Namun sayang, dalam perjalanan waktu, ada kesalahan strategi dalam pengembangan pariwisata di kawasan ini, sehingga hotel tersebut hanya dapat bertahan 2 tahun sebelum akhirnya gulung tikar.
Pantai Batu Picah
Tidak hanya di Biak Numfor, nama Pantai Batu Picah juga cukup populer di telinga masyarakat Papua karena keeksotisannya. Berhiaskan karang-karang dengan berbagai bentuk, ombak yang ada di pantai ini begitu besar, sehingga tatkala ombak tersebut menghantam karang, suaranya begitu nyaring terdengar. Itu sebabnmya penduduk setempat juga menamakan pantai dengan dengan sebutan Pantai Gong.
Pantai Batu Picah
Pantai batu Picah berlokasi di Distrik Warsa, yang berjarak sekitar 75 km dari Kota Biak. Di sini sudah tersedia berbagai fasilitas bagi para wisatawan, seperti warung-warung dan toko-toko yang menjual makanan dan berbagai keperluan wisatawan.
Air Terjun Wafsarak
Tidak hanya wisata pantai, Biak Numfor juga memiliki wisata air terjun yang sangat menawan, yakni Air Terjun Wafsarak. Berlokasi di distrik Warsa, air terjun yang memiliki ketinggian 10 meter ini airnya tidak berwarna biru sebagaimana umumnya melainkan berwarna hijau.
Air Terjun Wafsarak
Akses menuju ke kokasi air terjun ini sebenarnya cukup mudah karena hanya butuh berjalan kaki sejauh sekitar 200 meter dari jalan raya dengan tiket hanya Rp.10.000 perorang. Namun entah kenapa, keindahan yang ditawarkan Air Terjun Wafsarak ini masih belum mampu menyedot banyak pengunjung. Sehingga hanya hari-hari tertentu saja destinasi wisata ini dikunjungi banyak wisatawan.
Bukit Satu
Wisata kekinian dengan menjual spot-spot menawan untuk dijadikan latar belakang foto, tidak hanya marak di Pulau Jawa, tapi juga di Papua, salah satunya adalah Bukit Satu yang lokasinya sekitar 2,5 km dari pusat Kota Biak.
Bukit Satu, Biak
Berada di atas ketinggian, membuat pengunjung yang menginjakkan kaki di Bukit Satu akan dapat menikmati landmark Kota Biak, mulai dari Pelabuhan Laut Biak Kota sampai sampai dengan Bandara Frans Kaisiepo.
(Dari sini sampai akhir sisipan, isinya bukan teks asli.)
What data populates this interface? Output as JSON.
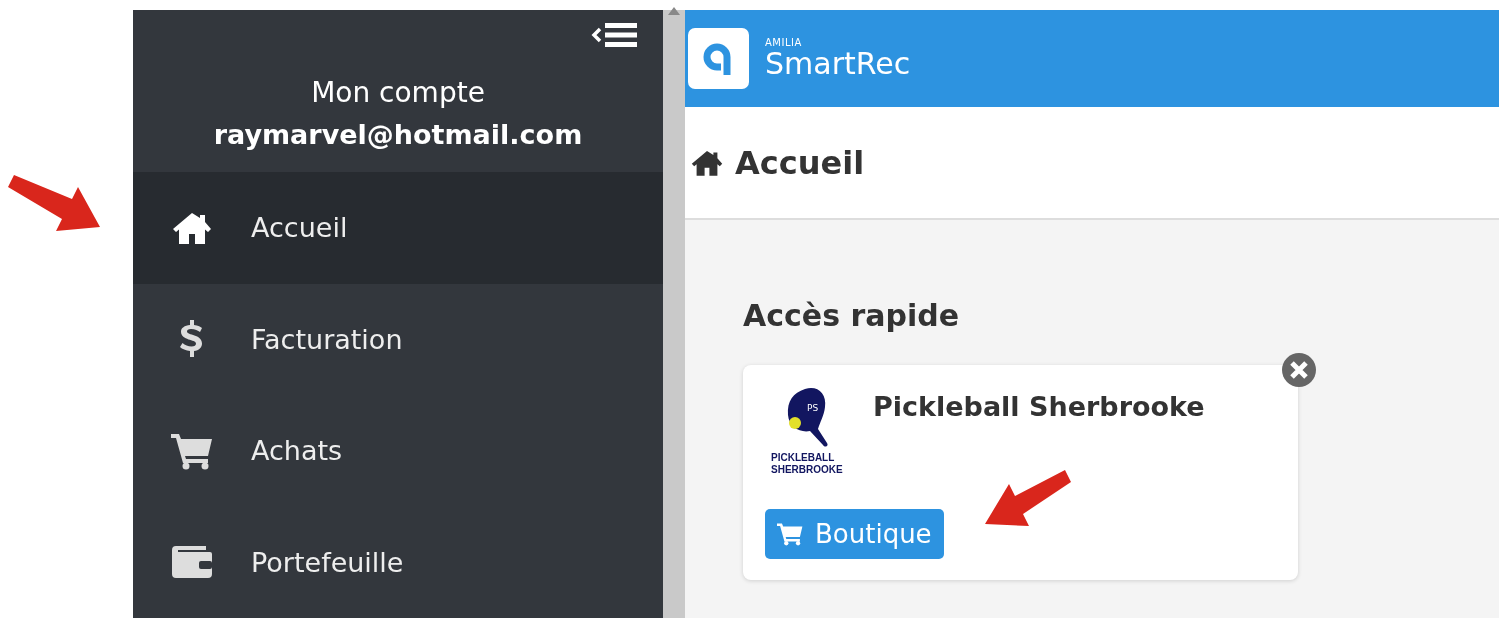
{
  "sidebar": {
    "account_label": "Mon compte",
    "email": "raymarvel@hotmail.com",
    "items": [
      {
        "label": "Accueil",
        "kind": "home",
        "selected": true
      },
      {
        "label": "Facturation",
        "kind": "billing",
        "selected": false
      },
      {
        "label": "Achats",
        "kind": "purchases",
        "selected": false
      },
      {
        "label": "Portefeuille",
        "kind": "wallet",
        "selected": false
      }
    ]
  },
  "header": {
    "brand_small": "AMILIA",
    "brand": "SmartRec"
  },
  "page": {
    "title": "Accueil"
  },
  "quick_access": {
    "heading": "Accès rapide",
    "cards": [
      {
        "title": "Pickleball Sherbrooke",
        "logo_initials": "PS",
        "logo_lines": [
          "PICKLEBALL",
          "SHERBROOKE"
        ],
        "button": "Boutique"
      }
    ]
  }
}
Pada malam hari, tempat ini menghadirkan suasana yang romantis dengan berpadunya gemerlap lampu-lampu yang ada di kota dengan taburan bintang-bintang yang ada di angkasa.
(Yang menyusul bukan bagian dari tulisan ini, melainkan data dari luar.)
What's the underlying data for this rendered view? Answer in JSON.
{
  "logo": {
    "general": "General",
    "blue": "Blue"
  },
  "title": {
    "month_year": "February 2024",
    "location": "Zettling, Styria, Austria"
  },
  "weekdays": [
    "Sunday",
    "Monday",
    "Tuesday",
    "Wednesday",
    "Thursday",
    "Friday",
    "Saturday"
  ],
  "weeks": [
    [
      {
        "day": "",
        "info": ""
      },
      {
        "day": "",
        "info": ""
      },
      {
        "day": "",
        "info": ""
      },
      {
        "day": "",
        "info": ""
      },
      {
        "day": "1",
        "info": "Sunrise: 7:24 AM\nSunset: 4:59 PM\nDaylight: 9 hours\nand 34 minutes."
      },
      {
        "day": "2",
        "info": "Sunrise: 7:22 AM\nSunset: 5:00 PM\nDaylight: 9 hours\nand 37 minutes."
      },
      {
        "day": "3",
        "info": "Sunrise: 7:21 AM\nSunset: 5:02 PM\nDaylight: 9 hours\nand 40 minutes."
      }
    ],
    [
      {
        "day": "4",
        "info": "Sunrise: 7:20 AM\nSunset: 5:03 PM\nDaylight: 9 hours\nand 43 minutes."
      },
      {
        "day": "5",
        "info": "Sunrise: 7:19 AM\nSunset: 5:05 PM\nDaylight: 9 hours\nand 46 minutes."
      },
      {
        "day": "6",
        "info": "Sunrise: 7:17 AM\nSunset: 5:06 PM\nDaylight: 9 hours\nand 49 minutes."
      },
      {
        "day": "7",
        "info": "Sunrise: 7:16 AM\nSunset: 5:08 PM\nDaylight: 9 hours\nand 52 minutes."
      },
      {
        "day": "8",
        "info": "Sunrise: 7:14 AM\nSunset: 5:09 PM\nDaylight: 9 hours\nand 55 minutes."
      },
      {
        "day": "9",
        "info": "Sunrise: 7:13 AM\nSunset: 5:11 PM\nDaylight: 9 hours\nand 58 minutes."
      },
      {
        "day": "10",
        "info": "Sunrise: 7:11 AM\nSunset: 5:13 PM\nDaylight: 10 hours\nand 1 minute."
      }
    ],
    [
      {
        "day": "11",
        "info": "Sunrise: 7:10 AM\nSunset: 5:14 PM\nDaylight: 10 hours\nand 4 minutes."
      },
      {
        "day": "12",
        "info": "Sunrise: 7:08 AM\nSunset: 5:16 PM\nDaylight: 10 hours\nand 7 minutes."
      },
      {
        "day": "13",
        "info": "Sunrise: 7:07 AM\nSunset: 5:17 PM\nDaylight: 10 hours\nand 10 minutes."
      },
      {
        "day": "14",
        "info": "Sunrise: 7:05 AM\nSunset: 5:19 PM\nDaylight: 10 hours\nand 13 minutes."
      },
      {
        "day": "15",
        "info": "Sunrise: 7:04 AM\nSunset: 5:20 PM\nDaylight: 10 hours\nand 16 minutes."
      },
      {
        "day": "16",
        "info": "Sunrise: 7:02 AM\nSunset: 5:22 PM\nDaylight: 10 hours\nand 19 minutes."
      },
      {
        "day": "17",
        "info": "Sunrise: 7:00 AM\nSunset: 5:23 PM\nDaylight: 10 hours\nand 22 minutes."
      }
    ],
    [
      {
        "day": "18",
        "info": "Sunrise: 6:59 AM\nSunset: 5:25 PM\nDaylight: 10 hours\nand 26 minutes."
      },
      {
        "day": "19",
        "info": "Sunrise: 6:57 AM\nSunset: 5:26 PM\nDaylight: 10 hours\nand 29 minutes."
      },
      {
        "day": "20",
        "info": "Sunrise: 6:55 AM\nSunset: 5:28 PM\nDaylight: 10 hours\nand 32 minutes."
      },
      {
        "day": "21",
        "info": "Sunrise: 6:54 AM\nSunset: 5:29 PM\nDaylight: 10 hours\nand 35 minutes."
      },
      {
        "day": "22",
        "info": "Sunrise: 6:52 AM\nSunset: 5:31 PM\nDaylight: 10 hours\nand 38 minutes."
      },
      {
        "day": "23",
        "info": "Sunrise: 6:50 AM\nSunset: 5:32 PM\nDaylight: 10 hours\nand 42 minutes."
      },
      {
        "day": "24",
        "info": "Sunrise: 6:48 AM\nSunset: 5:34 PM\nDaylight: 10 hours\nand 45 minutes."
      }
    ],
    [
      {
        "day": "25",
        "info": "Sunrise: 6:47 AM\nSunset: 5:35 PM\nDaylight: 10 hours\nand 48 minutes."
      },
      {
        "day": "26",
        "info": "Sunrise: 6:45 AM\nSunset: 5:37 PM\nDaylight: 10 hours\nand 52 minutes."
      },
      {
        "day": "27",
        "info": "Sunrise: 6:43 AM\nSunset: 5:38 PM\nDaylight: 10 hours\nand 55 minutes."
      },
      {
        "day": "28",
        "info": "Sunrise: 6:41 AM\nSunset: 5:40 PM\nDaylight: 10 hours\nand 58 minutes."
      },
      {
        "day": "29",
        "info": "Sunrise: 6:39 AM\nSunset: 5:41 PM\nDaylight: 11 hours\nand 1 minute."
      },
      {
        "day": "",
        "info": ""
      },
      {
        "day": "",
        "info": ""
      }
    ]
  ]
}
Monumen Perang Dunia KEDUA (The Second World War Monument)
Monumen Perang Dunia Ke II
Monumen Perang Dunia Kedua adalah salah satu objek wisata bersejarah yang masih menyimpan sejumlah peralatan perang. Berbagai aksesori yang digunakan tentara Sekutu dan Jepang saat perang berikut tulang belulang dari Tentara Sekutu maupun Jepang disimpan dengan rapi di sini. Monumen yang terletak di Kampung Paray, Distrik Biak Timur, Papua itu juga merupakan tempat ikonik wisatawan untuk berpose di Biak. Dalam kawasan Monumen Perang Dunia Ke II secara garis besar terdiri dari beberapa bagian seperti pada bagian utama berupa tembok yang dibuat sedikit melengkung terlihat tulisan “MONUMEN PERANG DUNIA KE II” dalam tiga bahasa Indonesia, Inggris dan Jepang.
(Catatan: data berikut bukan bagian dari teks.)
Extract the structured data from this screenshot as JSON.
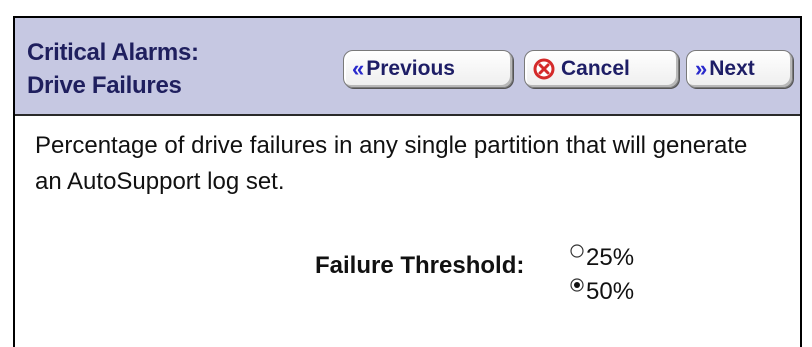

Pada bagian depan terdapat delapan batu besar dengan bentuk dan ukuran bervariasi yang letaknya di atas semacam Altar dengan menghadap potongan patok beton yang tersusun rapih melambangkan para prajurit tentara Jepang sedangkan delapan batu besar tersebut melambangkan delapan Jenderal Jepang yang gugur di medan perang. Monumen tersebut dibangun berdasarkan atas kesepakatan Pemerintah Republik Indonesia dengan Pemerintah Jepang pada tanggal 24 Maret 1994.
Kuliner di Biak
Papeda, makanan khas Papua
Papeda adalah makanan khas Papua yang begitu populer dan digemari oleh banyak penduduk di Biak. Makanan pokok khas Papua ini merupakan warisan kuliner yang diturunkan dari generasi ke generasi. Rasa dari papeda pada umumnya adalah tawar. Cara menghidangkan makanan ini ada banyak cara. Orang Papua biasanya menyantap papeda bersama kuah bening dan ikan bakar. Selain menggunakan ikan bakar, papeda juga tak kalah nikmat apabila disajikan bersama ikan kuah kuning.
Roti Aru
Jangan lupa dengan roti Aru. Roti Aru adalah salah satu oleh-oleh yang terkenal di Biak. Toko roti yang sudah ada sejak jaman penjajahan Belanda ini menyediakan roti dan kue sebagai oleh-oleh. Roll gulung dan roti roll manis bisa menjadi pilihan dengan harga masing-masing Rp 40.000 dan Rp 10.000. Ada juga nastar dengan harga Rp 3.000 per potong.